Update 8:22 pm EDT: After this post went live, F5 issued a statement. It read: “We are aware of attacks targeting recent vulnerabilities published by F5. As with all critical vulnerabilities, we advise customers update their systems as soon as possible.”

Meanwhile, NCC Group’s Rich Warren responded to questions I sent earlier. Here’s a partial Q&A:

What does “seeing full chain exploitation” mean? What was NCC Group seeing before, and how does “full chain exploitation” change it?

What we mean is that, previously we were seeing attackers attempting to abuse the SSRF vulnerability in a way which could not work, because an important part of the exploit was not public knowledge, therefore the exploits would fail. Now, attackers have figured out the full details needed to use the SSRF to bypass authentication and obtain authentication tokens. These authentication tokens can then be used to execute commands remotely. So far, we have seen the attackers a) obtain an authentication token, and b) execute commands to dump credentials. We haven’t seen any web-shells being dropped like we did with CVE-2020-5902, yet.

Where, precisely, are you seeing the exploit attempts? Is it in a honeypot, on production servers, somewhere else?
The attackers are hitting multiple honeypots in different regions, suggesting that there is no specific targeting. It is more likely that they are “spraying” attempts across the internet, in the hope that they can exploit the vulnerability before organizations have a chance to patch it. Earlier attempts we saw against our honeypot infrastructure showed that attackers were using incomplete exploits based on limited information that was available in the public domain. This shows that attackers are obviously keen to exploit the vulnerability – even if some of them don’t have the requisite knowledge to engineer their own attack code.

Do you know if the exploits are succeeding in compromising production servers?
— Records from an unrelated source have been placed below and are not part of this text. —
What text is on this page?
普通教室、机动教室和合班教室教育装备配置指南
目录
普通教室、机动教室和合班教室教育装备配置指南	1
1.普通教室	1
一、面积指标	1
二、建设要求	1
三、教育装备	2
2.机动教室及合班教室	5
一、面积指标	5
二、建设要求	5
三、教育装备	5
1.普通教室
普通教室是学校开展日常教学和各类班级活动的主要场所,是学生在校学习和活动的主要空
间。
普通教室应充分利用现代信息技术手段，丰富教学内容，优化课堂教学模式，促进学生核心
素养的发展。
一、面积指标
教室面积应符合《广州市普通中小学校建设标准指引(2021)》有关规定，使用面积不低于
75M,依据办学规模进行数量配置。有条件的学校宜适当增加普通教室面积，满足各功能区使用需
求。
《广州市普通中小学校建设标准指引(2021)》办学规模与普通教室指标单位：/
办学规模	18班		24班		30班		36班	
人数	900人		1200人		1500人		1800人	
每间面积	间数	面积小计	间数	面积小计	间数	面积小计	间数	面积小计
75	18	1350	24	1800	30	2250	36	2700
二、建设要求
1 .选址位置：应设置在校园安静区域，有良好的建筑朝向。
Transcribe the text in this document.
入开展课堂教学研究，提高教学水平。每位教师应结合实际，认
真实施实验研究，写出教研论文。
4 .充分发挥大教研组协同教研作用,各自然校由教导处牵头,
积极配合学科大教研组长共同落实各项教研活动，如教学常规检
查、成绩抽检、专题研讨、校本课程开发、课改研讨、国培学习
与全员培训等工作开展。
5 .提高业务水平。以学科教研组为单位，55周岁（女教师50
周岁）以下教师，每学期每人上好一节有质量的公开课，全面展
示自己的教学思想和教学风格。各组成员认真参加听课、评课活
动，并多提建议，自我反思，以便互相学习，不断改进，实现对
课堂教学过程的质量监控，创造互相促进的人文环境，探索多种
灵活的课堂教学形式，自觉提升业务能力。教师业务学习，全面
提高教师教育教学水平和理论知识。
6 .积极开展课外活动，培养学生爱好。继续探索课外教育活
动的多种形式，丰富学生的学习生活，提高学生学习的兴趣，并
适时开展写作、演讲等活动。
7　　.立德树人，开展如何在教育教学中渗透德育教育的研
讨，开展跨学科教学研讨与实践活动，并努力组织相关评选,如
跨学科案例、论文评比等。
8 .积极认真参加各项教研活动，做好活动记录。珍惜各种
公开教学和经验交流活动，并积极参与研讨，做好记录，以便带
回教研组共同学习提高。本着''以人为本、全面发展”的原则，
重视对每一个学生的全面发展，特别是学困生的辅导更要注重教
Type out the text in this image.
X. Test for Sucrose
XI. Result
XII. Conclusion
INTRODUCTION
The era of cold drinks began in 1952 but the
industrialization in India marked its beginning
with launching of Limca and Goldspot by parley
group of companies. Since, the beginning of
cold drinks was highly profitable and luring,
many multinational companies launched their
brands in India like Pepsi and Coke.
If yes, what are attackers doing post-exploitation?

At the moment, we can’t comment on whether the same attackers have been successful against other people’s servers. With regards to post-exploitation activities, we have only seen credential dumping so far.

I’m reading that multiple threat groups are exploiting the vulnerability. Do you know this to be true? If so, how many different threat actors are there?

We’ve not stated that there are multiple attackers. In fact, while we’ve seen multiple successful exploitation attempts from different IPs, all attempts have contained some specific hallmarks which are consistent with the other attempts, suggesting it’s likely the same underlying exploit.